XII. Un rayo de sol tras la tormenta

El esposo y la esposa, entre los cristianos, viven, mueren y renacen juntamente: crían a la par a los frutos queridos de su unión, a la par se reducen al primitivo polvo, y unidos, vuelven a hallarse, por fin, más allá de los límites del sepulcro.

—CHATEAUBRIAND.

Las hojas de los árboles se iban tornando amarillentas; se iban tornando en quejas los suspiros de las auras. Eran los últimos días de otoño: las tardes estaban todavía serenas, los campos verdes, las linfas de los arroyos transparentes. ¡Otoño de la naturaleza, otoño de la vida! ¡Para quien ha llenado los trojes de rubio trigo y las bodegas de vino perfumado, para quien ha hecho acopio de santas y buenas obras, tienes un dulce y misterioso encanto que sobrepuja a las alegrías de la primavera, a la embriaguez bulliciosa del estío!

Era la hora del crepúsculo: estaba próximo el momento de que humeasen las chimeneas, de que resonasen las campanas, de que chisporrotease la llama del hogar iluminando la alegre frugal cena.

Las aves viajeras, dispuestas a partir para lejanos climas, llenaban todavía con sus trinos la floresta; pero ya a sus trinos melodiosos mezclábase el melancólico golpeteo de las hojas, que, desprendiéndose de los árboles, caían al suelo.
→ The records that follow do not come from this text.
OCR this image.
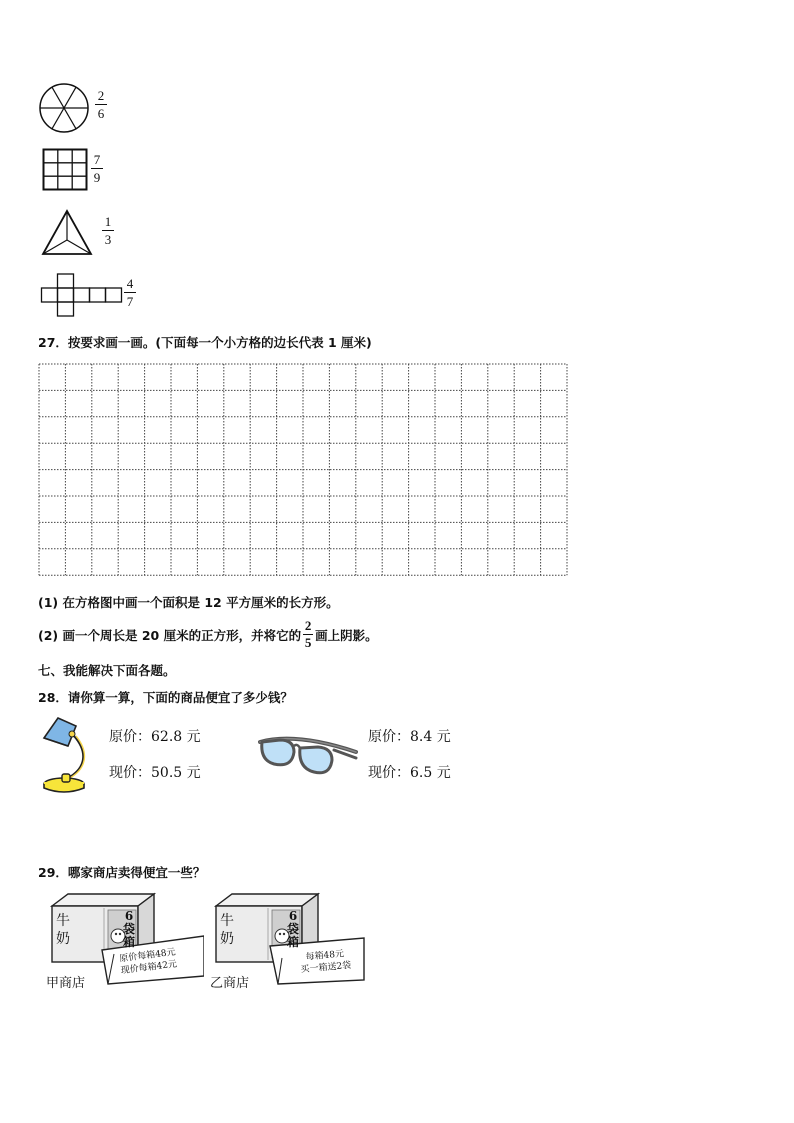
2
6
7
9
1
3
4
7
27．按要求画一画。(下面每一个小方格的边长代表 1 厘米)
(1) 在方格图中画一个面积是 12 平方厘米的长方形。
(2) 画一个周长是 20 厘米的正方形，并将它的 $\frac{2}{5}$ 画上阴影。
七、我能解决下面各题。
28．请你算一算，下面的商品便宜了多少钱？
原价：62.8 元
现价：50.5 元
原价：8.4 元
现价：6.5 元
29．哪家商店卖得便宜一些？
牛
奶
6
袋
箱
原价每箱48元
现价每箱42元
甲商店
牛
奶
6
袋
箱
每箱48元
买一箱送2袋
乙商店
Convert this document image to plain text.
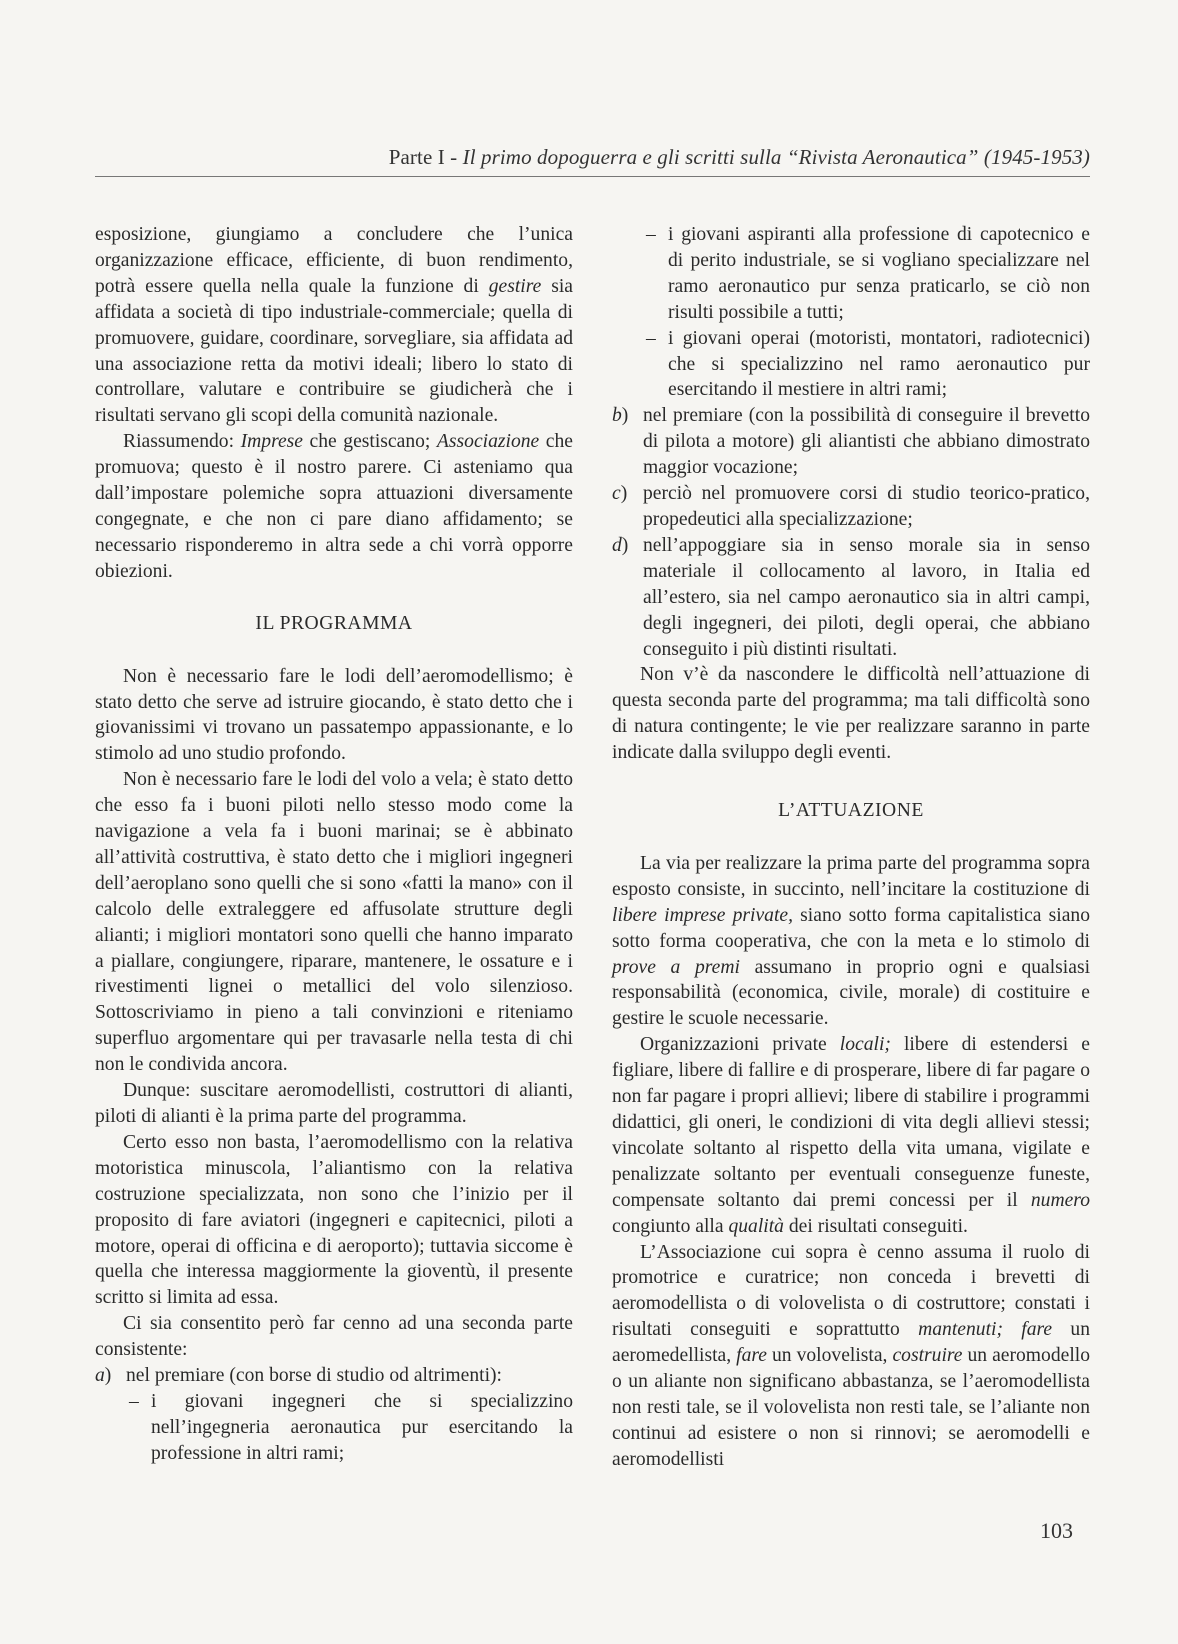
Parte I - Il primo dopoguerra e gli scritti sulla “Rivista Aeronautica” (1945-1953)

esposizione, giungiamo a concludere che l’unica organizzazione efficace, efficiente, di buon rendimento, potrà essere quella nella quale la funzione di gestire sia affidata a società di tipo industriale-commerciale; quella di promuovere, guidare, coordinare, sorvegliare, sia affidata ad una associazione retta da motivi ideali; libero lo stato di controllare, valutare e contribuire se giudicherà che i risultati servano gli scopi della comunità nazionale.

Riassumendo: Imprese che gestiscano; Associazione che promuova; questo è il nostro parere. Ci asteniamo qua dall’impostare polemiche sopra attuazioni diversamente congegnate, e che non ci pare diano affidamento; se necessario risponderemo in altra sede a chi vorrà opporre obiezioni.

IL PROGRAMMA

Non è necessario fare le lodi dell’aeromodellismo; è stato detto che serve ad istruire giocando, è stato detto che i giovanissimi vi trovano un passatempo appassionante, e lo stimolo ad uno studio profondo.

Non è necessario fare le lodi del volo a vela; è stato detto che esso fa i buoni piloti nello stesso modo come la navigazione a vela fa i buoni marinai; se è abbinato all’attività costruttiva, è stato detto che i migliori ingegneri dell’aeroplano sono quelli che si sono «fatti la mano» con il calcolo delle extraleggere ed affusolate strutture degli alianti; i migliori montatori sono quelli che hanno imparato a piallare, congiungere, riparare, mantenere, le ossature e i rivestimenti lignei o metallici del volo silenzioso. Sottoscriviamo in pieno a tali convinzioni e riteniamo superfluo argomentare qui per travasarle nella testa di chi non le condivida ancora.

Dunque: suscitare aeromodellisti, costruttori di alianti, piloti di alianti è la prima parte del programma.

Certo esso non basta, l’aeromodellismo con la relativa motoristica minuscola, l’aliantismo con la relativa costruzione specializzata, non sono che l’inizio per il proposito di fare aviatori (ingegneri e capitecnici, piloti a motore, operai di officina e di aeroporto); tuttavia siccome è quella che interessa maggiormente la gioventù, il presente scritto si limita ad essa.

Ci sia consentito però far cenno ad una seconda parte consistente:

a) nel premiare (con borse di studio od altrimenti):
– i giovani ingegneri che si specializzino nell’ingegneria aeronautica pur esercitando la professione in altri rami;
– i giovani aspiranti alla professione di capotecnico e di perito industriale, se si vogliano specializzare nel ramo aeronautico pur senza praticarlo, se ciò non risulti possibile a tutti;
– i giovani operai (motoristi, montatori, radiotecnici) che si specializzino nel ramo aeronautico pur esercitando il mestiere in altri rami;
b) nel premiare (con la possibilità di conseguire il brevetto di pilota a motore) gli aliantisti che abbiano dimostrato maggior vocazione;
c) perciò nel promuovere corsi di studio teorico-pratico, propedeutici alla specializzazione;
d) nell’appoggiare sia in senso morale sia in senso materiale il collocamento al lavoro, in Italia ed all’estero, sia nel campo aeronautico sia in altri campi, degli ingegneri, dei piloti, degli operai, che abbiano conseguito i più distinti risultati.

Non v’è da nascondere le difficoltà nell’attuazione di questa seconda parte del programma; ma tali difficoltà sono di natura contingente; le vie per realizzare saranno in parte indicate dalla sviluppo degli eventi.

L’ATTUAZIONE

La via per realizzare la prima parte del programma sopra esposto consiste, in succinto, nell’incitare la costituzione di libere imprese private, siano sotto forma capitalistica siano sotto forma cooperativa, che con la meta e lo stimolo di prove a premi assumano in proprio ogni e qualsiasi responsabilità (economica, civile, morale) di costituire e gestire le scuole necessarie.

Organizzazioni private locali; libere di estendersi e figliare, libere di fallire e di prosperare, libere di far pagare o non far pagare i propri allievi; libere di stabilire i programmi didattici, gli oneri, le condizioni di vita degli allievi stessi; vincolate soltanto al rispetto della vita umana, vigilate e penalizzate soltanto per eventuali conseguenze funeste, compensate soltanto dai premi concessi per il numero congiunto alla qualità dei risultati conseguiti.

L’Associazione cui sopra è cenno assuma il ruolo di promotrice e curatrice; non conceda i brevetti di aeromodellista o di volovelista o di costruttore; constati i risultati conseguiti e soprattutto mantenuti; fare un aeromedellista, fare un volovelista, costruire un aeromodello o un aliante non significano abbastanza, se l’aeromodellista non resti tale, se il volovelista non resti tale, se l’aliante non continui ad esistere o non si rinnovi; se aeromodelli e aeromodellisti

103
Todavía los grillos, escondidos entre la yerba, dejaban oír su canto; pero las ramas graznaban en los infinitos charcos que, como espejos, esmaltaban la campiña.

Sin embargo, oíanse a los lejos los cencerros de los rebaños, el chirrido de las ruedas de los carros y los aullidos de los perros.

Resonaban en todas partes esos mil vagos rumores que suben de la tierra para perderse en los cielos, como otros tantos himnos de gratitud que eleva por mañana y tarde la naturaleza a su Creador Supremo.

Una mujer apareció entre el hueco que formaban dos colinas: dos colinas que se hallaban como dos hermanas gemelas, la una junto a la otra, arrojándose la una a la otra, como por vía de juego, guirnaldas de verdura.

Aquella mujer era Clotilde.

Seguíala a larga distancia otra mujer anciana, que anhelosa y jadeante, en vano pretendía alcanzarla en la rapidez de su carrera.

Era una anciana maestra del Sagrado Corazón, a la que había comisionado la Superiora para que acompañase a su hija predilecta.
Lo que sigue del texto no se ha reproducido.